Grenoble, Strasbourg : premières percées pour l'Aptis d'Alstom

Petit à petit, on sentait perler quelques gouttes de sueur chez Alstom, manifestement assez inquiet de ne pas engranger de commandes pour l'autobus électrique Aptis développé sur le site alsacien de Duppigheim, afin de compenser l'insuccès - prévisible du Translohr (déjà bien trop présent...). Il semblerait que le régionalisme alsacien ait fini par payer puisque Strasbourg sera l'une des premières villes à exploiter cet autobus électrique de nouvelle génération, avec la commande de 12 véhicules de 12 m.

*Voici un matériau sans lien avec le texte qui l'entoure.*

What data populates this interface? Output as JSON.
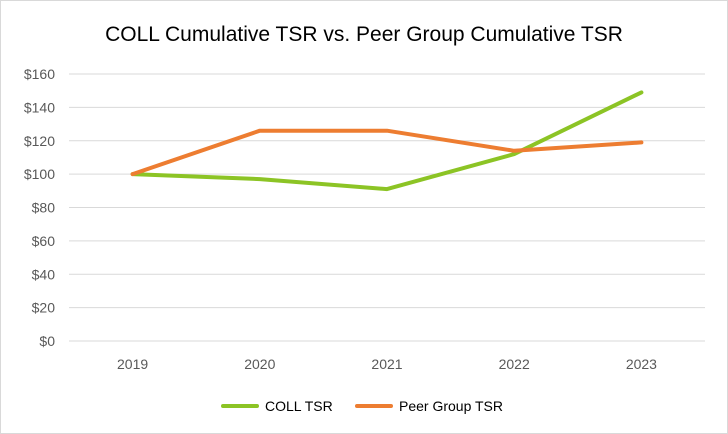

Ces autobus seront engagés sur une nouvelle ligne de BHNS, baptisée ligne H, reliant la gare centrale au Parlement Européen via le Parc des Expositions du Wacken. Censée améliorer la liaison vers les institutions européennes, le rôle de cette ligne sera aussi au quotidien de contribuer au délestage du noeud central du réseau de tramways. Cependant, avec des autobus standards, le bénéfice apparaît d'ores et déjà assez maigre. Nous y reviendrons dans un prochain article.

Pour l'instant, ni Alstom ni la CTS ne communiquent sur le coût total cette acquisition, qui assurément ne doit pas être anecdotique. Tout au plus sait-on que le véhicule hors batteries coûte 500 00 €... soit le double d'un bus classique, pour une caisse statique !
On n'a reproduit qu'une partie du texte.